O ser humano... tanto que ele se dá a mossas e desvarios. Engana-se, desengana-se e multiplica-se em desilusões, à partida iludido com falsas soluções. Ou como dizem as avós, "taroucos", dados a "avarias". São os que eu mais adoro, os taroucos. Ou não fosse eu dada a sinas e desgraças. Gosto deles como quem pára para ver o acidente, mesmo sabendo que nada de muito bom deverá advir daí.

"És guloso. Assim te chamo dentro da minha cabeça. Queres a ginja que dorme dentro do bombom, planeando desprezar o chocolate que lhe serve de pele. Um enorme jeito de dedos, como experiente carteirista, se te requer para retirares o suco e a fruta, deixando o chocolate de aspecto imaculado.
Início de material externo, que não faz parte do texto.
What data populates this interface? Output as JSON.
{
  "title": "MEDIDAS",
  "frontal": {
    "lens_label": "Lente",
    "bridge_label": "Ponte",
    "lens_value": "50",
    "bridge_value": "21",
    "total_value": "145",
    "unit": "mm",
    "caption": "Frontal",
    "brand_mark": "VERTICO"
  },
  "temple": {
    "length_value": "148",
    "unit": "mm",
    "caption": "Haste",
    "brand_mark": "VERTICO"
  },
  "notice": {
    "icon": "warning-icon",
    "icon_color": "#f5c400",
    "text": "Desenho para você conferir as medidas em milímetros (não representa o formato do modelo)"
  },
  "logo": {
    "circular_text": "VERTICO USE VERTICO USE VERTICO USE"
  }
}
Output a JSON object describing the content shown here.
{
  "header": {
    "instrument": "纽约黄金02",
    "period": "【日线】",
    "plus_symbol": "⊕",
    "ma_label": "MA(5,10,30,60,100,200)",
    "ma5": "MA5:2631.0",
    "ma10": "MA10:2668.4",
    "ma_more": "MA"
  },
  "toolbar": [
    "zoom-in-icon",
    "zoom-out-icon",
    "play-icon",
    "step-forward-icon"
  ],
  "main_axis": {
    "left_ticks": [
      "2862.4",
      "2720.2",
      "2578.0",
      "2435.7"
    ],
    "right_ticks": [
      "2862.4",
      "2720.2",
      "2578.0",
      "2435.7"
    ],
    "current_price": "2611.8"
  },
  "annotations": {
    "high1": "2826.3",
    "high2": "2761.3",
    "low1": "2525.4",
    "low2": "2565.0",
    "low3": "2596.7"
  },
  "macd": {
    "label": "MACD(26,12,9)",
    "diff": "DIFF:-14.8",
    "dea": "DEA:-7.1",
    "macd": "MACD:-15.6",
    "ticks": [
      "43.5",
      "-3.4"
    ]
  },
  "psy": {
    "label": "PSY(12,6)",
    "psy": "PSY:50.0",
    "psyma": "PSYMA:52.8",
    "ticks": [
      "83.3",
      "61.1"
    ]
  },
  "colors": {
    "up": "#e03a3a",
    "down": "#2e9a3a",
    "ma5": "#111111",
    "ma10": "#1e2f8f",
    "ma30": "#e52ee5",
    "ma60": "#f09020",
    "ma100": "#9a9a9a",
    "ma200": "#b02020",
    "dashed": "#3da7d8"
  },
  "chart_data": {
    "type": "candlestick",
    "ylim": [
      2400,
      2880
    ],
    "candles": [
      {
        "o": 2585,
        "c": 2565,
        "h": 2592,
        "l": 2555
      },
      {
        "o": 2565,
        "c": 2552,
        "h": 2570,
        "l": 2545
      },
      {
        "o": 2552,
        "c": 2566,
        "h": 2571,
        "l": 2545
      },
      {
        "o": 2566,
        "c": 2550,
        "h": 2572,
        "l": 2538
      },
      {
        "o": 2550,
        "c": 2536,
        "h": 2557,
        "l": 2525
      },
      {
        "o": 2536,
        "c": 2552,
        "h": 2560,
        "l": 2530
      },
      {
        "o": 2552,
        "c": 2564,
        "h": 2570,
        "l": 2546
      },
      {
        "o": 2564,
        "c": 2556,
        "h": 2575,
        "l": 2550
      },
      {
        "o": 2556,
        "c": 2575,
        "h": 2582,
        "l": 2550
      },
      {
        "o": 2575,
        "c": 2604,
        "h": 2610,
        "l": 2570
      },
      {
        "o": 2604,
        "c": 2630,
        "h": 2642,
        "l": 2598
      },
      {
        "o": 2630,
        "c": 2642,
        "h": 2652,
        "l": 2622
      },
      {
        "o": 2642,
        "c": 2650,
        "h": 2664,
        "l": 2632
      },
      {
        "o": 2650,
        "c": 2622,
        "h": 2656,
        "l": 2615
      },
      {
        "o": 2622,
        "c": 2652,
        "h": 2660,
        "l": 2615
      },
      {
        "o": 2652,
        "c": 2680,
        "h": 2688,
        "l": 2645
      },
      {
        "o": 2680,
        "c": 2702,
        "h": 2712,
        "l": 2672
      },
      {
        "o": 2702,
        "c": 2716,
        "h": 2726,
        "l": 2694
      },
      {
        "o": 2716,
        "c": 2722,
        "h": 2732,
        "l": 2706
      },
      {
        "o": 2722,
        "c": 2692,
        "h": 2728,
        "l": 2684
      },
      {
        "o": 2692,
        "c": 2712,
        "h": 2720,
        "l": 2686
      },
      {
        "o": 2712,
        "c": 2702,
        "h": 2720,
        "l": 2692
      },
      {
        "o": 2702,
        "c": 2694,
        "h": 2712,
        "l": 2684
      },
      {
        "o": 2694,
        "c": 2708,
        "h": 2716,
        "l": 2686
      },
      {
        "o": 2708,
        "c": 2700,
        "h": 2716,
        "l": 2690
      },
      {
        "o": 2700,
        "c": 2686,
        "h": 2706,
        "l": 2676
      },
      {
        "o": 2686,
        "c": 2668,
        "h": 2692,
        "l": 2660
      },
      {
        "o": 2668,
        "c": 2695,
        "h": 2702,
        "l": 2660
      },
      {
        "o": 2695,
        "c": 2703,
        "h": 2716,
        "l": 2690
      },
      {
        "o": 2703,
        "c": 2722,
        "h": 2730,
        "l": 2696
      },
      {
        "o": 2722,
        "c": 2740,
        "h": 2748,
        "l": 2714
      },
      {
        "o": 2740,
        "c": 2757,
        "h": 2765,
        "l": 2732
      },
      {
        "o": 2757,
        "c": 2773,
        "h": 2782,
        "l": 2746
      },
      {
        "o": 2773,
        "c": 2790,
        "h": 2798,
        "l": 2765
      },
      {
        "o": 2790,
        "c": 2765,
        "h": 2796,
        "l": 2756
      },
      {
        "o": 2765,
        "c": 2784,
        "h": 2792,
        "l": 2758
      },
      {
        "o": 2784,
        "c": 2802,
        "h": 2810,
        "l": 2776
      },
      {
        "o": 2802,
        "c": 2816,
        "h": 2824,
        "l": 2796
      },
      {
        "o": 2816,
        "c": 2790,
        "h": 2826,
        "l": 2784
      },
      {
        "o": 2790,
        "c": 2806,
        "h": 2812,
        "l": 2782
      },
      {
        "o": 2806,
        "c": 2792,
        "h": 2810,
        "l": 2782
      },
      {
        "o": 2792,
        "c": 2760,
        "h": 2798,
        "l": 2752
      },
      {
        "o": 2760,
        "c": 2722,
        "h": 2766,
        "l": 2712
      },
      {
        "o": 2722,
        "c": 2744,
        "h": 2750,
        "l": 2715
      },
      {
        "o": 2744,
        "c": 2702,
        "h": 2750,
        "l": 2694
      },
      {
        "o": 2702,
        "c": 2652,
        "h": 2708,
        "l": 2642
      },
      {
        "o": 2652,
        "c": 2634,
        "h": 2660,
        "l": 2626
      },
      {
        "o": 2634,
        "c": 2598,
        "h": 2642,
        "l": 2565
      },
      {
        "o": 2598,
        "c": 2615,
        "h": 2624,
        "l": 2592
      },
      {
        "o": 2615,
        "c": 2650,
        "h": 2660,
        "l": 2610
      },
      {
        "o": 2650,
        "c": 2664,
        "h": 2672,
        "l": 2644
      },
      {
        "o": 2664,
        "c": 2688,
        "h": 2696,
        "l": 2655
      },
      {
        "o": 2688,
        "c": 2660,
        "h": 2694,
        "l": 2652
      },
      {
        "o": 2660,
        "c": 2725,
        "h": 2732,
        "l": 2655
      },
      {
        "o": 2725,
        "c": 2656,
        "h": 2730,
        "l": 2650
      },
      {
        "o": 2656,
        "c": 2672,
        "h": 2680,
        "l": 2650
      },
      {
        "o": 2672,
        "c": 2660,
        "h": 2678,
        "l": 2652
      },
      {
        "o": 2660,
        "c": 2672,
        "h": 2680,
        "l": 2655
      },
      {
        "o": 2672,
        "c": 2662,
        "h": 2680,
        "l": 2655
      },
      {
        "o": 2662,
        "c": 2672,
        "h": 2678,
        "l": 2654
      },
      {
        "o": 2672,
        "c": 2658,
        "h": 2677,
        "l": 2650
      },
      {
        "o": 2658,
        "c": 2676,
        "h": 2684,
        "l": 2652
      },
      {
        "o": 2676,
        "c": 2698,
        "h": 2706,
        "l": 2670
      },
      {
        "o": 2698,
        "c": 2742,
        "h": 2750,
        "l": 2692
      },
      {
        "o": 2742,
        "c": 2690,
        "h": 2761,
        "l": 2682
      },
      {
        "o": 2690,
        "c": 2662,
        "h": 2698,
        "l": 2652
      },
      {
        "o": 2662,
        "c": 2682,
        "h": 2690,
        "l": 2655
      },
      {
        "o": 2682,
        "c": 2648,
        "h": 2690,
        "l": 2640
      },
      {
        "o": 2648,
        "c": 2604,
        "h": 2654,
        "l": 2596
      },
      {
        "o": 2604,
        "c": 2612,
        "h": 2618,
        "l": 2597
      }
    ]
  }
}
Mas na verdade, ele fica vazio; e novo toque quente de dedos iludidos em busca do todo fá-lo-á ruir.
Tonto de sede, é a magia do primeiro toque que procuras. Nessa química cheirosa que todos conhecemos, te refugias da monotonia dos dias, procurando-a outra e outra vez. Não voltas, nem te demoras o suficiente para saberes que afinal, a química pode continuar a acontecer. E em cada partida, sem saberes, deixas mais um pedaço de ti, ficando cada vez mais vazio.

Compreende-se perfeitamente, essa tua busca pelo travo doce da sedução. Os bagos silvestres da paixão. Quem é que não gosta de se esquecer da roupa e das maneiras? Satisfazer-se de supetão, manchando a boca de vermelho? Por alguns instantes, ergue-se o peito e enche-se a barriga... "Mas são rosas, senhor", e espinhos terão, desde sempre e para sempre. Quer queiras, quer não.

Por todas estas razões, comigo não contes. Prefiro que sonhes para sempre com o delírio que seria o primeiro embate comigo. Serei eu assim perfeição, pintada em vez de fotografada [em flagrante delito]. Serei bandido dos sonhos e não das ruas. E não participarei nesse saquear do pouco que ainda mora em ti.
Podes então argumentar: "assim morreremos sem saber." É verdade. Mas até lá, espero continuar a viver.

Olha que giro, já viste? Só por seres um menino guloso, puseste-me a escrever."